Em atletas, consumir proteína suficiente todos os dias é a chave para a massa muscular, desempenho, recuperação, prevenção de lesões e saúde do atleta.

As necessidades proteicas dos atletas são altas, independentemente do esporte (musculação, resistência ou ambos).

Na verdade, o exercício físico ativa a degradação das proteínas musculares e de outros órgãos solicitados durante o exercício, o que requer uma maior ingestão para renová-los.

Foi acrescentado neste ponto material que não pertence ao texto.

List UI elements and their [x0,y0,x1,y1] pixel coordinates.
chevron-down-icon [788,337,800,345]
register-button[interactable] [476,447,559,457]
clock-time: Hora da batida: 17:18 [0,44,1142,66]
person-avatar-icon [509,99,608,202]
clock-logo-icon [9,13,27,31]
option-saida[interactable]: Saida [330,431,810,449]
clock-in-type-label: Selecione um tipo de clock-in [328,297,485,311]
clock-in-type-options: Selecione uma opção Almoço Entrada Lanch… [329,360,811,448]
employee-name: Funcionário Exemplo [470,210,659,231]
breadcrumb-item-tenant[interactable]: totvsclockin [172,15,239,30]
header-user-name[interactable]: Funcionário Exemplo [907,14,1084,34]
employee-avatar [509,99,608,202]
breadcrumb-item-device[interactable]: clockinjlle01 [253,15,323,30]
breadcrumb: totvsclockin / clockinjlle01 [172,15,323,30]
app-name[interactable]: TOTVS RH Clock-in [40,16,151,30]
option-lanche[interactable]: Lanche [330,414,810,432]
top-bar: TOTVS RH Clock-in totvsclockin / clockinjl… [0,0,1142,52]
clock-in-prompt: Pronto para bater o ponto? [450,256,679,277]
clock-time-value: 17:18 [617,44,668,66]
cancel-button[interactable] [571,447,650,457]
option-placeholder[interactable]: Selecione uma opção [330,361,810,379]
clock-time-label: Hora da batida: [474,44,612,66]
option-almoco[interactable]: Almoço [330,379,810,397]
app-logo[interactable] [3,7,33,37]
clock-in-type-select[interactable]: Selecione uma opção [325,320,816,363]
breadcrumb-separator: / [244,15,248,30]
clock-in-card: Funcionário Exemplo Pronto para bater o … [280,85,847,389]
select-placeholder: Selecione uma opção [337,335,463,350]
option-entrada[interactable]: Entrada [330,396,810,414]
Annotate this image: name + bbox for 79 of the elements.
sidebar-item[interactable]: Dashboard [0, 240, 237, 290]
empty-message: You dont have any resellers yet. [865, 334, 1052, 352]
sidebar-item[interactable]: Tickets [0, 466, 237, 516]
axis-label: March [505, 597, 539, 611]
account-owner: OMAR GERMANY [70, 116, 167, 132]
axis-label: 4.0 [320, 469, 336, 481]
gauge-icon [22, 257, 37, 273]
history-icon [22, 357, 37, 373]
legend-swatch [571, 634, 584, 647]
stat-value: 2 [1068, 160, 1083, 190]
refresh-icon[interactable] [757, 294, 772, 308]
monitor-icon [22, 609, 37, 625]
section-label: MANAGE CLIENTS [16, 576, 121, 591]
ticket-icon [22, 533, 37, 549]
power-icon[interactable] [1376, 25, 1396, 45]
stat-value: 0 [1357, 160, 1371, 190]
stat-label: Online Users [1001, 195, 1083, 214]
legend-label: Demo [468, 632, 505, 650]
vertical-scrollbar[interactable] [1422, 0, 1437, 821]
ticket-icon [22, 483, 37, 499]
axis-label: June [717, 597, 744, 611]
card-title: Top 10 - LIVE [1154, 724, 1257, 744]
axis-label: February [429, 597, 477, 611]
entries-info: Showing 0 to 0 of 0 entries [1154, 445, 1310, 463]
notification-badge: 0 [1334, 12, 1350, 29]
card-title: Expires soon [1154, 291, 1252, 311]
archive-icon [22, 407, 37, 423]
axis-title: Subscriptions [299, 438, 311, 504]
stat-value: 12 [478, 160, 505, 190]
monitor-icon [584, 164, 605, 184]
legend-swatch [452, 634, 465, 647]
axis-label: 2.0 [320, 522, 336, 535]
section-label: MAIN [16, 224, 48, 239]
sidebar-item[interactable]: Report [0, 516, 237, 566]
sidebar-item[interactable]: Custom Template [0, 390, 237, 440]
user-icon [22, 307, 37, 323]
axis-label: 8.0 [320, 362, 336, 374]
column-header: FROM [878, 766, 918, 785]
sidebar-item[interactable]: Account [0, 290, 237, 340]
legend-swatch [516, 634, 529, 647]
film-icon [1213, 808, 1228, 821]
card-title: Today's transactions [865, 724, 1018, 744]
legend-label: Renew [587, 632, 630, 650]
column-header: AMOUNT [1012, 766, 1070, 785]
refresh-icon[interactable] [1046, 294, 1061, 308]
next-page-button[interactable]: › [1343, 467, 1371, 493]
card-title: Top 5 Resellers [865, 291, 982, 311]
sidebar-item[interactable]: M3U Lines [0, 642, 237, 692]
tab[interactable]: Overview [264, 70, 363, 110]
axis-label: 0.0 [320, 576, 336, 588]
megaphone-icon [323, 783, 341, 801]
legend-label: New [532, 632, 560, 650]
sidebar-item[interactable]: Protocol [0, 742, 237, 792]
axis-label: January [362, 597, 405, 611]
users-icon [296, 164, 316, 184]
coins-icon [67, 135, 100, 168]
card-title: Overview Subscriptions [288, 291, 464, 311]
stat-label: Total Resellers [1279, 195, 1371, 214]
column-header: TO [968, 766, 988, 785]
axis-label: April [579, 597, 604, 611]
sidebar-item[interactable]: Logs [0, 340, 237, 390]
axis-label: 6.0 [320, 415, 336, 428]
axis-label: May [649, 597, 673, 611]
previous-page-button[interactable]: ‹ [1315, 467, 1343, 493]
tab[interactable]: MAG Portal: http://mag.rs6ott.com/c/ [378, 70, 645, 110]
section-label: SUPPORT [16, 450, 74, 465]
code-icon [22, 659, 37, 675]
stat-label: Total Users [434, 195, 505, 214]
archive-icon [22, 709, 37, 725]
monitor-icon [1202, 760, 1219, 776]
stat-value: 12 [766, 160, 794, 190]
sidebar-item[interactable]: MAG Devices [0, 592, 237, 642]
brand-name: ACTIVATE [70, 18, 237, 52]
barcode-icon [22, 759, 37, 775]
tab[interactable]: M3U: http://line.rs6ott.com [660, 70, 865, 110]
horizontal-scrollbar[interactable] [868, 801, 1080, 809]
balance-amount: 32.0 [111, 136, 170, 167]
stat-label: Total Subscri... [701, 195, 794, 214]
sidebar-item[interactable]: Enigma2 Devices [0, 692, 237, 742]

Além disso, as proteínas também são uma fonte de energia durante o exercício (2 a 6% da energia total).

Assim, as necessidades de proteína para o atleta variam de acordo com o esporte praticado, e os objetivos:

  • Esporte de resistência (corrida, triatlo, ciclismo, natação): 1,2 a 1,8 g / kg / dia.
  • Ganho de massa muscular (musculação): 1,6 a 2,2 g / kg / dia.
  • Esportista com vontade de perder peso: 1,6 a 2,4 g / kg / dia.
  • Atleta vegetariano ou vegano: 1,4 a 2,0 g / kg / dia.
  • Atleta lesionado: 1,8 a 2 g / kg / dia.

Idealmente, a proteína deve ser ingerida a cada 3 a 4 horas, ao longo do dia, em vez de em uma ou duas refeições.

Essas proteínas devem provir de alimentos ricos em proteínas prioritariamente, animais e vegetais.

Além disso, proteínas de alta qualidade contendo todos os aminoácidos e uma quantidade significativa de leucina são ideais para maximizar a síntese de proteína muscular, necessária para a recuperação e ganho de desempenho. 

Em atletas que desejam avançar para suplementos de proteína em pó, é necessário avançar para aqueles que oferecem o perfil de aminoácidos mais completo, com uma quantidade significativa de leucina. Proteínas de caseína e soro de leite podem ser recomendados.

No entanto, eles não são mais eficazes do que as fontes de alimentos e não têm todos os nutrientes encontrados nos alimentos ricos em proteínas.